É o caso de Piranema, em águas profundas na Bacia de Sergipe, que chegou a produzir 10,5 mil boe/dia e foi colocado à venda em 2018. O processo chegou a entrar na fase vinculante de negociação, mas não teve a venda concluída.

A situação é similar a de outras áreas em águas rasas na costa sergipana: os campos de Caioba, Camorim, Dourado e Guaricema, que também tiveram os contratos encerrados este ano.

Caminho para nova oferta ao mercado

Ao todo, 15 campos da Rodada Zero já foram devolvidos e relicitados, mas há outros 55 que estão em processo de devolução e ainda podem ser oferecidos novamente ao mercado. 

Os contratos que chegaram ao fim da fase de produção entram em status de descomissionamento dentro da ANP. 

No entanto, o entendimento na agência é que os contratos de concessão seguem vigentes na etapa de descomissionamento. Isso pode ajudar a agilizar os processos para a relicitação e para o retorno à etapa de produção.

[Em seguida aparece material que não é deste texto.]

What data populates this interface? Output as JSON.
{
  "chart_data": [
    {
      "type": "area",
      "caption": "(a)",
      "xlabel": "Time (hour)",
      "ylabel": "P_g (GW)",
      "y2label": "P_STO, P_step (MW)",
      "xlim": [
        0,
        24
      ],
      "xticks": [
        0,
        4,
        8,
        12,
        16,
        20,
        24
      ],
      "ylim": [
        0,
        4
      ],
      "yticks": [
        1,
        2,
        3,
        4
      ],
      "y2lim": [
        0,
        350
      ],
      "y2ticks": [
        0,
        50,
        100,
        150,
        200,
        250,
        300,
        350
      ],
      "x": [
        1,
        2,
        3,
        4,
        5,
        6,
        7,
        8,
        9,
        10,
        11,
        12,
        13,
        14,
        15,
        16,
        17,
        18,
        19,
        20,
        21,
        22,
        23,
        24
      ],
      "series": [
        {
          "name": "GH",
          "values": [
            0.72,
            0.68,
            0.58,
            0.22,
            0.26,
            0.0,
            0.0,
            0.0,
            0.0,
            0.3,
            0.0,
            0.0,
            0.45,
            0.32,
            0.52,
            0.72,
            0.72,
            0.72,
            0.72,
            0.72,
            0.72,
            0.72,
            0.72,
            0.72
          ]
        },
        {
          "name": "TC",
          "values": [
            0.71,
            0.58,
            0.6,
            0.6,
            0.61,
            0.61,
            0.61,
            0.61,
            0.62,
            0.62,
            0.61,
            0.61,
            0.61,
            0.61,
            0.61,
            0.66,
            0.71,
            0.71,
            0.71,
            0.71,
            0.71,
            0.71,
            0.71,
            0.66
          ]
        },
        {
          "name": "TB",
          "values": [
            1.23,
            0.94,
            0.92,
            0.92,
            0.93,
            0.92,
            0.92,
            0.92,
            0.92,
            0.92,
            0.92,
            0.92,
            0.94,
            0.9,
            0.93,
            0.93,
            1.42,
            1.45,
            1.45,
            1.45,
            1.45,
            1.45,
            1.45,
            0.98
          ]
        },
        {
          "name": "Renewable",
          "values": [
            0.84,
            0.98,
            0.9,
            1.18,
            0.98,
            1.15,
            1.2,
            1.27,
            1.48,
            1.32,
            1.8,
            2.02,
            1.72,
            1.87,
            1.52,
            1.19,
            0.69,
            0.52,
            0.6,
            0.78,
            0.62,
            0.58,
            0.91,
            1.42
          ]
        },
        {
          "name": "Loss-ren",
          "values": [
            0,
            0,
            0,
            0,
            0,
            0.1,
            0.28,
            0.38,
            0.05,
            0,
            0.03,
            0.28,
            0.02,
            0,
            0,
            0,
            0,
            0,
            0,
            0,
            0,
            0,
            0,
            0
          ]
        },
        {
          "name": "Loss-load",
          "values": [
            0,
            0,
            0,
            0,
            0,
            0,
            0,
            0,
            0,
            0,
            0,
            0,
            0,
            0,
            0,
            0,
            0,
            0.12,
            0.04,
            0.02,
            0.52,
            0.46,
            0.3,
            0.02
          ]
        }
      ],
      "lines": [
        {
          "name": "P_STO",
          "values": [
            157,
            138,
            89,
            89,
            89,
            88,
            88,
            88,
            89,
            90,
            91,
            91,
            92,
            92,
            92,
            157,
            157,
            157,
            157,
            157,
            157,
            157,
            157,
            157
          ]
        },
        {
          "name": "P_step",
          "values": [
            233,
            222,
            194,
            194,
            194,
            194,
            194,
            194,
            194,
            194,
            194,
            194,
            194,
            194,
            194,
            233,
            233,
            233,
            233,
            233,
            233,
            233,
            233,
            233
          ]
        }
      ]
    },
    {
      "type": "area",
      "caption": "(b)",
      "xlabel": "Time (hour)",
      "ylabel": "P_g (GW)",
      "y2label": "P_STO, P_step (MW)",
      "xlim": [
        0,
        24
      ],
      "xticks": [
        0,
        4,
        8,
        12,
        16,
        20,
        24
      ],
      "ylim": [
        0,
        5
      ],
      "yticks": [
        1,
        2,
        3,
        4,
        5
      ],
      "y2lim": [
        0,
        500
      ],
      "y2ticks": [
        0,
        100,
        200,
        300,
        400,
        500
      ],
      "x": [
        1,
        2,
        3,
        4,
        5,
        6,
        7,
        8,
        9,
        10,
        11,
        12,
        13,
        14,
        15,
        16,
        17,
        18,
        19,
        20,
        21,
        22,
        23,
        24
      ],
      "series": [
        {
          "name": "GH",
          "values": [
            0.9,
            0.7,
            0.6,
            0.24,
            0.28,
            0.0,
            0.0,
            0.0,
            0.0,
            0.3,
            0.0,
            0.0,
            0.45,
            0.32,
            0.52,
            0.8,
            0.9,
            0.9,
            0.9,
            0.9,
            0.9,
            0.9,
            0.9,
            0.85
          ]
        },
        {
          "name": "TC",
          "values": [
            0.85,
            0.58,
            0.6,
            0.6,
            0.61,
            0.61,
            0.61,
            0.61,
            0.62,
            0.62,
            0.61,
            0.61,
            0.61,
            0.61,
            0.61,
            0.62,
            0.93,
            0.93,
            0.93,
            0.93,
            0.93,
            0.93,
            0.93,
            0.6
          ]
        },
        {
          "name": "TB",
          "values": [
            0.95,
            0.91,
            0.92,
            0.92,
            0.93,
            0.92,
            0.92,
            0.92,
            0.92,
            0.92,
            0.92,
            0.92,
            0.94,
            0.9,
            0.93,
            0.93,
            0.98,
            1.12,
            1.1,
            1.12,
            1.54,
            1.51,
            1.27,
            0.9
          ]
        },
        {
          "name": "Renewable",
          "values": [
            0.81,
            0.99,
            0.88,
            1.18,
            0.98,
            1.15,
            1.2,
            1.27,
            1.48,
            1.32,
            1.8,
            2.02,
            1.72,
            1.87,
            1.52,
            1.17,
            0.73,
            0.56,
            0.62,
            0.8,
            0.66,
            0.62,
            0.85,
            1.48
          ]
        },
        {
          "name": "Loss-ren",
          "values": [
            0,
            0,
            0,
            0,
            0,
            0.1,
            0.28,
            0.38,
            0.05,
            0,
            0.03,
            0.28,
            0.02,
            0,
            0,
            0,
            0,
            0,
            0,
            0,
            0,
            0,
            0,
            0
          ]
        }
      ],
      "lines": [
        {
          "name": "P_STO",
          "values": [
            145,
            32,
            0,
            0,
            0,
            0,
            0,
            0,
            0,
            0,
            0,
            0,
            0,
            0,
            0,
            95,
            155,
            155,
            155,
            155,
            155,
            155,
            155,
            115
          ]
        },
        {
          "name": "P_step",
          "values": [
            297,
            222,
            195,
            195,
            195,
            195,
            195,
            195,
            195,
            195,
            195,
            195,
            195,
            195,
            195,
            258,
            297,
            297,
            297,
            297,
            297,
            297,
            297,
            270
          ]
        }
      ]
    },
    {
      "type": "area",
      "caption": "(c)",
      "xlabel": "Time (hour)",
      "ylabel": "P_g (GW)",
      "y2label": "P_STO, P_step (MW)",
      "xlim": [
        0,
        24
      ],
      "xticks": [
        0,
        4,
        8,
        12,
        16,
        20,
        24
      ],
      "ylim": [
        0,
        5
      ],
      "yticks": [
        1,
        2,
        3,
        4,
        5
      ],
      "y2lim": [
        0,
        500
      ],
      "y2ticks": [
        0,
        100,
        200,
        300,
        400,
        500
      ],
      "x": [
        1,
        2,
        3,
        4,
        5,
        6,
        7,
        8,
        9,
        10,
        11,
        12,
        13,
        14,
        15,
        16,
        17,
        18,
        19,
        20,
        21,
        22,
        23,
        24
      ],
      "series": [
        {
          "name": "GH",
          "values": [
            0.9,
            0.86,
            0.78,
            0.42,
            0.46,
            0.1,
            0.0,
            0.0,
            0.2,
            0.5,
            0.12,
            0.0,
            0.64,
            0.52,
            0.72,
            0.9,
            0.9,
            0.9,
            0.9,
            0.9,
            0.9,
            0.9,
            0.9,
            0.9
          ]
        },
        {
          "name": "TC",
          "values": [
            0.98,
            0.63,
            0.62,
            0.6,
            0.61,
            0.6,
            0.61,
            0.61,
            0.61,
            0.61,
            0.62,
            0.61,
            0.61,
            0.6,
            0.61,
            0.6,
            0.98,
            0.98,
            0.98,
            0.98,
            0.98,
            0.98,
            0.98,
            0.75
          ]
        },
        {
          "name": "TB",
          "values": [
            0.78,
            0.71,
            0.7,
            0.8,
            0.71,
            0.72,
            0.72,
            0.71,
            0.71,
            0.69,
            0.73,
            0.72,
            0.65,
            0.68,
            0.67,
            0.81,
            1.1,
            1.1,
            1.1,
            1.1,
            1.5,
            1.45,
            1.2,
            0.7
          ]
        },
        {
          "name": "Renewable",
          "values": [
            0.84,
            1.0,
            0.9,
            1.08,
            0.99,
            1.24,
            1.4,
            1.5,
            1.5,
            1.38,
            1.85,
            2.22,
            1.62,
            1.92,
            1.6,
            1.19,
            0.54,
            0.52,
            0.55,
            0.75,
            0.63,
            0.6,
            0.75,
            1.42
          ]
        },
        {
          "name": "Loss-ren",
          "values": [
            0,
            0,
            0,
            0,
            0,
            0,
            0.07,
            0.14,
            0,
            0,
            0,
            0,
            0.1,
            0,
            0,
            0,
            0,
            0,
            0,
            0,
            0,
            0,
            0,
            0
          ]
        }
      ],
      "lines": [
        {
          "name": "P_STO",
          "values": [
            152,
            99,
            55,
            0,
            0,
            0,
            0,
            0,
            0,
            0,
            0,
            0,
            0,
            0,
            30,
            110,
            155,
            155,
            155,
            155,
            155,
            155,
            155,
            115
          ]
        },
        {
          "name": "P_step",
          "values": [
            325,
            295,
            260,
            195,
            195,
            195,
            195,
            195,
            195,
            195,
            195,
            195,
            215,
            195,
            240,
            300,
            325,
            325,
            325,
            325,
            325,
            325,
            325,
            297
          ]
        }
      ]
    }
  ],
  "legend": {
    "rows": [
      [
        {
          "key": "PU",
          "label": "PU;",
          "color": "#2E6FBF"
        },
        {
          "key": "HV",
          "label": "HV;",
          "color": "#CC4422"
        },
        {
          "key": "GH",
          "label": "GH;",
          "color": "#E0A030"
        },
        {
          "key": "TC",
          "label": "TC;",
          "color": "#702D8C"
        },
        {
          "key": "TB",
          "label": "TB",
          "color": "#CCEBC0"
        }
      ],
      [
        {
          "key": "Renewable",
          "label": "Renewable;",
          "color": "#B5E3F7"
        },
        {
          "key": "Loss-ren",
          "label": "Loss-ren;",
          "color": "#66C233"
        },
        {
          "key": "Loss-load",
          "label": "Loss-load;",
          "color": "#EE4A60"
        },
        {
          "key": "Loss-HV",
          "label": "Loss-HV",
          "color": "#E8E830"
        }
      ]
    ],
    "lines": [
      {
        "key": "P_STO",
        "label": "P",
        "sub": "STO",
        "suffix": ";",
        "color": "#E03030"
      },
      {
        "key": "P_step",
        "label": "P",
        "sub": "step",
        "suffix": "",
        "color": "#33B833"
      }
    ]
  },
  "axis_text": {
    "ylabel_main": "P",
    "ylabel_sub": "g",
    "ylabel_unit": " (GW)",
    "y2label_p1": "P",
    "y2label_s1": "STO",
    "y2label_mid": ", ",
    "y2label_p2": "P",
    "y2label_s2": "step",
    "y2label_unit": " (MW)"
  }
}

A Petrobras pode chegar a acordos com as eventuais compradoras para assumirem os compromissos que precisam ser executados para o abandono das áreas. 

Enquanto as áreas estiverem em etapa de descomissionamento, a estatal segue com as obrigações de manter as instalações, portanto, também é do interesse da companhia acelerar a troca na operação.

Nesse caso, parte dos processos na ANP ficará a cargo da Superintendência de Desenvolvimento e Produção (SDP), e não apenas da Superintendência de Promoção de Licitações (SPL). Segundo fontes, a SDP já indicou disposição de agilizar os trâmites para a licitação das áreas. 

O rito normal para a inclusão na oferta permanente prevê a avaliação da economicidade e da viabilidade da oferta dos campos como novos como blocos ou áreas com acumulações marginais. A agência também precisa estudar as condições das plataformas e outras instalações remanescentes. 

É necessário ainda realizar uma análise socioambiental, que passa pelo Instituto Brasileiro do Meio Ambiente e dos Recursos Naturais Renováveis (Ibama) e pelo Instituto Instituto Chico Mendes.

Nessa etapa, os órgãos ambientais podem indicar a necessidade de readequação dos limites das áreas e apontam as recomendações para os processos de licenciamento ambiental

As áreas também precisam de uma nova manifestação conjunta do MMA e do MME quanto à relicitação. 

Somente após esse processo a ANP pode elaborar a minuta do edital para a oferta das áreas, que é submetida ainda a consulta pública e à análise do Tribunal de Contas da União (TCU).